Ведь они достаточно образованы, не бесталанны, обладают определенным влиянием и, по крайней мере, осознают всю печаль того положения, которое с одной стороны сделало их своими заложниками, а с другой — укрепляется благодаря их действиям. Но не могут сделать ничего иного, кроме как заниматься «своим делом». Возможно, причина в прошлом. Когда-то в молодости над ними шутили, им сыпали на головы бумажки, в итоге они выбрали себе эту вот скорбную юдоль, однако же не растеряли способности внутренне содрогаться от осознания её скорби.

При всей своей услужливости, при всем своем стремлении аккуратно переписывать поданные сверху бумажки, Акакий Акакиевич, как известно, пал жертвой собственной мечты. Шинель, о которой он так грезил, была украдена некими злодеями, а система, в которую он столь истово пытался встроиться, рявкнула на него так громко, что он пришел домой, затосковал, да вскоре и умер. А опосля отправился на заснеженные улицы Питера, мертвецом в старом поношенном вицмундире, чтобы хватать иных чиновников за плечи и требовать с них свою мечту — свою шинель.
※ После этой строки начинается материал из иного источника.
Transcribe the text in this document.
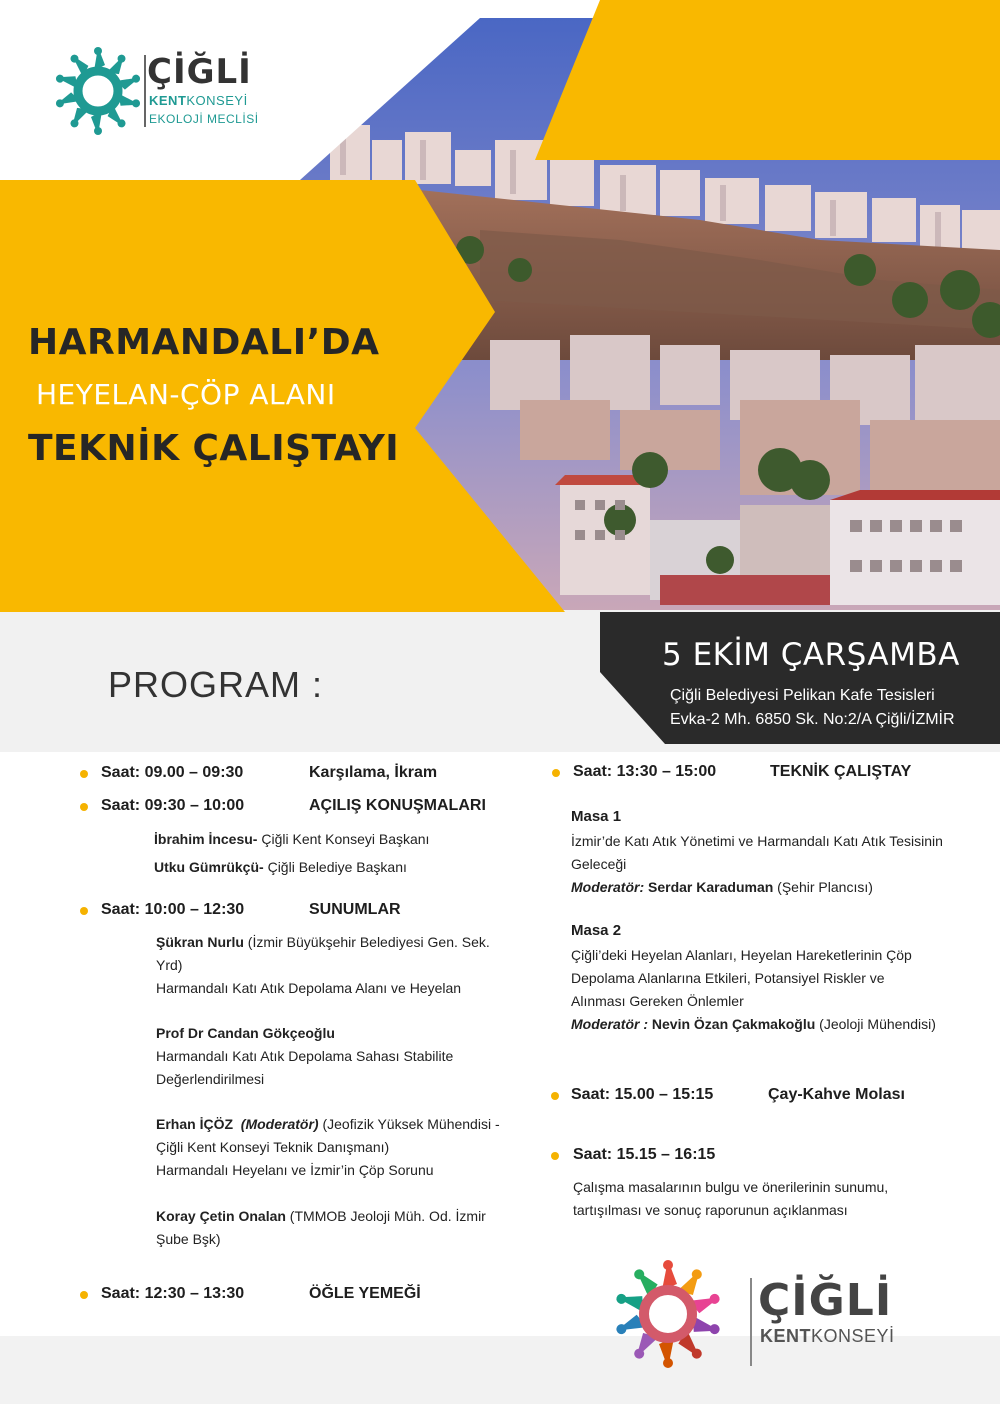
ÇİĞLİ
KENTKONSEYİ
EKOLOJİ MECLİSİ
HARMANDALI’DA
HEYELAN-ÇÖP ALANI
TEKNİK ÇALIŞTAYI
PROGRAM :
5 EKİM ÇARŞAMBA
Çiğli Belediyesi Pelikan Kafe Tesisleri
Evka-2 Mh. 6850 Sk. No:2/A Çiğli/İZMİR
Saat: 09.00 – 09:30	Karşılama, İkram
Saat: 09:30 – 10:00	AÇILIŞ KONUŞMALARI
İbrahim İncesu- Çiğli Kent Konseyi Başkanı
Utku Gümrükçü- Çiğli Belediye Başkanı
Saat: 10:00 – 12:30	SUNUMLAR
Şükran Nurlu (İzmir Büyükşehir Belediyesi Gen. Sek.
Yrd)
Harmandalı Katı Atık Depolama Alanı ve Heyelan
Prof Dr Candan Gökçeoğlu
Harmandalı Katı Atık Depolama Sahası Stabilite
Değerlendirilmesi
Erhan İÇÖZ (Moderatör) (Jeofizik Yüksek Mühendisi -
Çiğli Kent Konseyi Teknik Danışmanı)
Harmandalı Heyelanı ve İzmir’in Çöp Sorunu
Koray Çetin Onalan (TMMOB Jeoloji Müh. Od. İzmir
Şube Bşk)
Saat: 12:30 – 13:30	ÖĞLE YEMEĞİ
Saat: 13:30 – 15:00	TEKNİK ÇALIŞTAY
Masa 1
İzmir’de Katı Atık Yönetimi ve Harmandalı Katı Atık Tesisinin
Geleceği
Moderatör: Serdar Karaduman (Şehir Plancısı)
Masa 2
Çiğli’deki Heyelan Alanları, Heyelan Hareketlerinin Çöp
Depolama Alanlarına Etkileri, Potansiyel Riskler ve
Alınması Gereken Önlemler
Moderatör : Nevin Özan Çakmakoğlu (Jeoloji Mühendisi)
Saat: 15.00 – 15:15	Çay-Kahve Molası
Saat: 15.15 – 16:15
Çalışma masalarının bulgu ve önerilerinin sunumu,
tartışılması ve sonuç raporunun açıklanması
ÇİĞLİ
KENTKONSEYİ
Нам же остается надеяться, что мечты у наших чиновников — конечно, тех, кто еще не растерял окончательно способности различать добро и зло — не скукожились до пределов какой-нибудь там шинели, или служебной иномарки с подогревом сидений, панелями «под дерево» и аудиосистемой 5.1. Потому что финал их закономерен и тщательно описан классиком, пусть и сжегшим в безумном предсмертном припадке второй том «Мертвых душ». Оказаться в заснеженном Калининграде, наводненном хватающими за плечи чиновниками-мертвецами в вицмундирах, как-то уж совсем не хочется. По крайней мере — за месяц до Нового года.